Cela faisait longtemps que Hollywood rêvait d'adapter Le Seigneur des Anneaux. Depuis sa parution dans les années 50, le chef-d'oeuvre, livre-culte et best-seller de J.R.R. Tolkien était le vivier idéal pour produire un film d'aventure de prestige au succès garanti...Mais c'était sans compter le refus de l'auteur de voir son oeuvre adaptée au cinéma, mais également l'incapacité des scénaristes à condenser en deux ou trois heures une saga de plus de 1000 pages, publiées en trois tomes, et comportant une vingtaine de personnages principaux.

Au début des années 70, John Boorman s'intéresse de très près à l'adaptation. Il en discute avec Tolkien et le convainc par son enthousiasme. Boorman lance son film avec dans la tête l'idée de ramener l'histoire à une durée de deux heures et quelques. D'abord au main d'United Artists, le film passe chez Disney, puis Tri-Star. Les droits sont alors chez Saul Zaentz, futur producteur d'Amadeus et du Patient Anglais. Boorman lui en propose 1 million de dollars, Zaentz en veut plus, le projet capote.

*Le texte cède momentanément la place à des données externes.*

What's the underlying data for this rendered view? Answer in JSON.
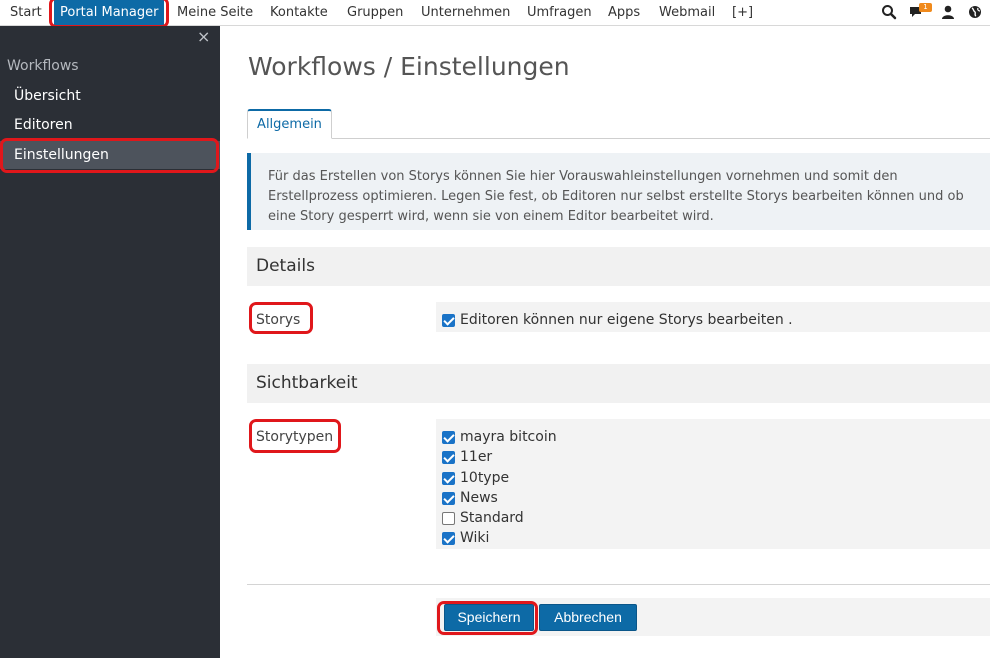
{
  "topnav": {
    "items": [
      "Start",
      "Portal Manager",
      "Meine Seite",
      "Kontakte",
      "Gruppen",
      "Unternehmen",
      "Umfragen",
      "Apps",
      "Webmail",
      "[+]"
    ],
    "active_index": 1,
    "notification_count": "1",
    "icons": [
      "search-icon",
      "chat-icon",
      "user-icon",
      "globe-icon"
    ]
  },
  "sidebar": {
    "close_glyph": "×",
    "heading": "Workflows",
    "items": [
      {
        "label": "Übersicht"
      },
      {
        "label": "Editoren"
      },
      {
        "label": "Einstellungen"
      }
    ],
    "active_index": 2
  },
  "main": {
    "title": "Workflows / Einstellungen",
    "tabs": [
      {
        "label": "Allgemein"
      }
    ],
    "info_text": "Für das Erstellen von Storys können Sie hier Vorauswahleinstellungen vornehmen und somit den Erstellprozess optimieren. Legen Sie fest, ob Editoren nur selbst erstellte Storys bearbeiten können und ob eine Story gesperrt wird, wenn sie von einem Editor bearbeitet wird.",
    "sections": [
      {
        "title": "Details",
        "label": "Storys",
        "options": [
          {
            "label": "Editoren können nur eigene Storys bearbeiten .",
            "checked": true
          }
        ]
      },
      {
        "title": "Sichtbarkeit",
        "label": "Storytypen",
        "options": [
          {
            "label": "mayra bitcoin",
            "checked": true
          },
          {
            "label": "11er",
            "checked": true
          },
          {
            "label": "10type",
            "checked": true
          },
          {
            "label": "News",
            "checked": true
          },
          {
            "label": "Standard",
            "checked": false
          },
          {
            "label": "Wiki",
            "checked": true
          }
        ]
      }
    ],
    "buttons": {
      "save": "Speichern",
      "cancel": "Abbrechen"
    }
  },
  "colors": {
    "accent": "#0d6aa6",
    "highlight": "#e0171b",
    "sidebar": "#2b2f36",
    "badge": "#f08a1c"
  }
}
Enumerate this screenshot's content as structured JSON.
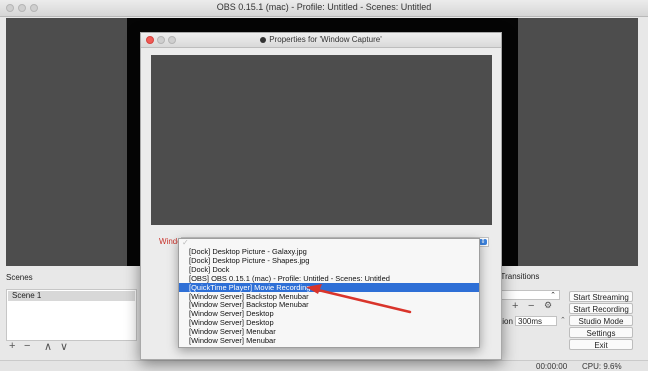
{
  "window": {
    "title": "OBS 0.15.1 (mac) - Profile: Untitled - Scenes: Untitled"
  },
  "scenes": {
    "label": "Scenes",
    "items": [
      "Scene 1"
    ],
    "controls": [
      "+",
      "−",
      "∧",
      "∨"
    ]
  },
  "sources": {
    "controls": [
      "+",
      "−"
    ]
  },
  "transitions": {
    "label": "e Transitions",
    "select_value": "e",
    "duration_label": "tion",
    "duration_value": "300ms",
    "controls": [
      "+",
      "−",
      "⚙"
    ]
  },
  "controls": {
    "start_streaming": "Start Streaming",
    "start_recording": "Start Recording",
    "studio_mode": "Studio Mode",
    "settings": "Settings",
    "exit": "Exit"
  },
  "status": {
    "time": "00:00:00",
    "cpu": "CPU: 9.6%"
  },
  "dialog": {
    "title": "Properties for 'Window Capture'",
    "window_label": "Window",
    "dropdown_items": [
      "[Dock] Desktop Picture - Galaxy.jpg",
      "[Dock] Desktop Picture - Shapes.jpg",
      "[Dock] Dock",
      "[OBS] OBS 0.15.1 (mac) - Profile: Untitled - Scenes: Untitled",
      "[QuickTime Player] Movie Recording",
      "[Window Server] Backstop Menubar",
      "[Window Server] Backstop Menubar",
      "[Window Server] Desktop",
      "[Window Server] Desktop",
      "[Window Server] Menubar",
      "[Window Server] Menubar"
    ],
    "selected_index": 4
  },
  "colors": {
    "selection": "#2e6fd6",
    "arrow": "#d9342b",
    "preview": "#4d4d4d"
  }
}
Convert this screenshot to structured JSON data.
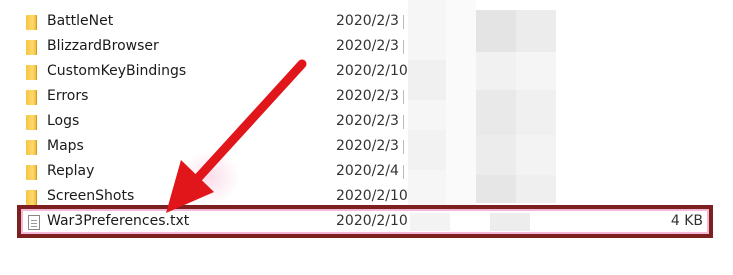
{
  "files": [
    {
      "name": "BattleNet",
      "date": "2020/2/3",
      "type": "folder",
      "icon": "folder-icon"
    },
    {
      "name": "BlizzardBrowser",
      "date": "2020/2/3",
      "type": "folder",
      "icon": "folder-icon"
    },
    {
      "name": "CustomKeyBindings",
      "date": "2020/2/10",
      "type": "folder",
      "icon": "folder-icon"
    },
    {
      "name": "Errors",
      "date": "2020/2/3",
      "type": "folder",
      "icon": "folder-icon"
    },
    {
      "name": "Logs",
      "date": "2020/2/3",
      "type": "folder",
      "icon": "folder-icon"
    },
    {
      "name": "Maps",
      "date": "2020/2/3",
      "type": "folder",
      "icon": "folder-icon"
    },
    {
      "name": "Replay",
      "date": "2020/2/4",
      "type": "folder",
      "icon": "folder-icon"
    },
    {
      "name": "ScreenShots",
      "date": "2020/2/10",
      "type": "folder",
      "icon": "folder-icon"
    }
  ],
  "highlighted_file": {
    "name": "War3Preferences.txt",
    "date": "2020/2/10",
    "size": "4 KB",
    "icon": "text-file-icon"
  },
  "colors": {
    "highlight_border": "#7e1f1f",
    "arrow": "#e0161a",
    "folder": "#f4c542"
  }
}
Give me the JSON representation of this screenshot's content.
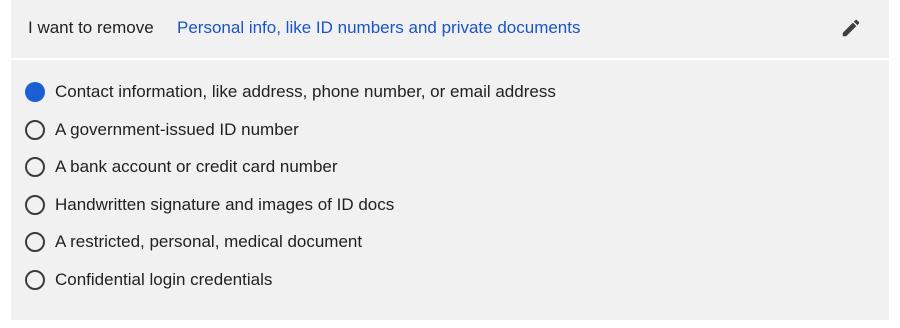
{
  "header": {
    "label": "I want to remove",
    "value": "Personal info, like ID numbers and private documents"
  },
  "edit_icon": "pencil-icon",
  "options": [
    {
      "label": "Contact information, like address, phone number, or email address",
      "selected": true
    },
    {
      "label": "A government-issued ID number",
      "selected": false
    },
    {
      "label": "A bank account or credit card number",
      "selected": false
    },
    {
      "label": "Handwritten signature and images of ID docs",
      "selected": false
    },
    {
      "label": "A restricted, personal, medical document",
      "selected": false
    },
    {
      "label": "Confidential login credentials",
      "selected": false
    }
  ],
  "colors": {
    "panel_bg": "#f1f1f1",
    "link_blue": "#1a55c4",
    "radio_selected": "#1a5fd3"
  }
}
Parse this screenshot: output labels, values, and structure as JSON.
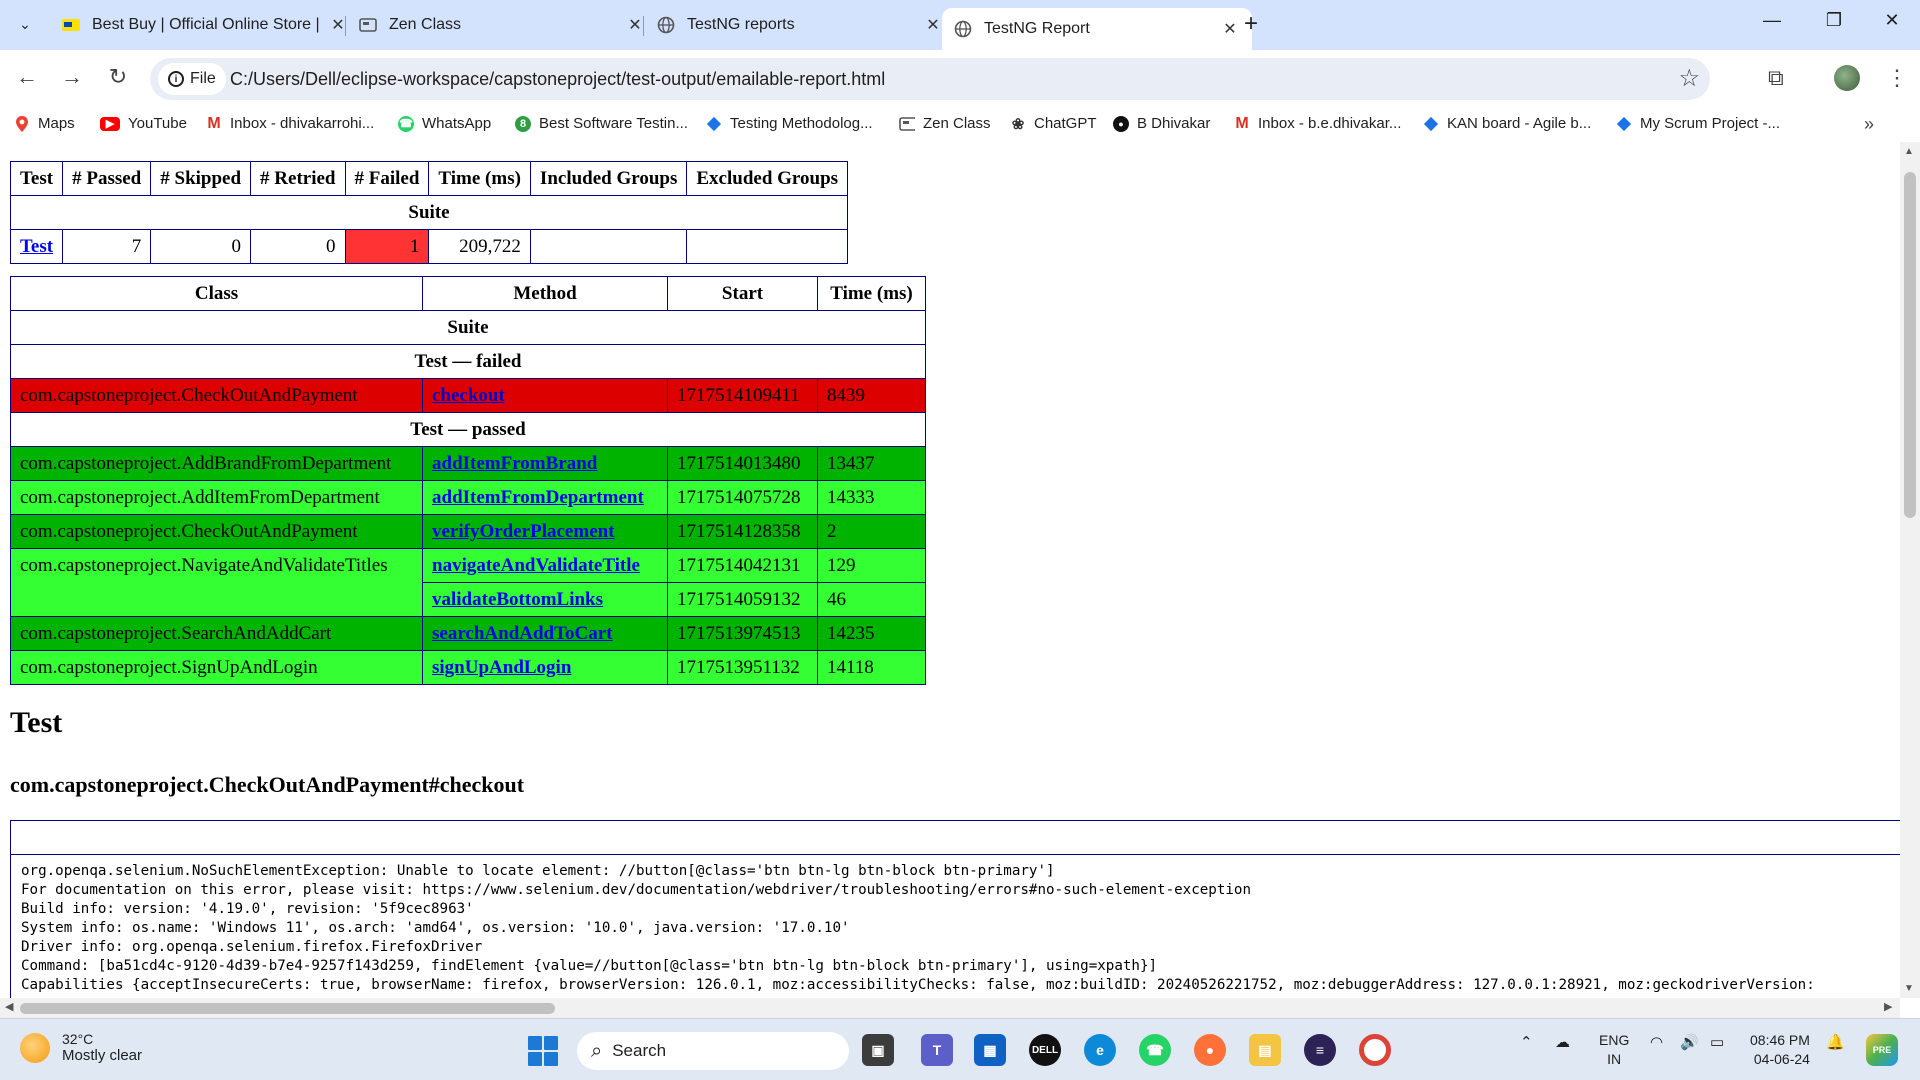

Zaentz lance alors la production d'une version animée du roman. Le réalisateur Ralph Bakshi est choqué par l'idée de Boorman de condenser l'histoire et veut, lui, en faire une série de deux ou trois films. Ce sera le dessin animé de sinistre mémoire qui, malgré des intentions louables (expérimentations techniques, respect global du texte), échoue sur bien des points. Les quatre Hobbits sont indistinguables les uns des autres, Gandalf ne s'exprime qu'en hurlant, Aragorn ressemble au concierge de mon ancien lycée et le Balrog porte des pantoufles. De plus, le film sort sous le titre Le Seigneur des Anneaux, mais il ne couvre que la moitié de l'histoire, s'arrêtant à mi-chemin du deuxième tome. Bonjour la frustration. Le film est un échec au box-office.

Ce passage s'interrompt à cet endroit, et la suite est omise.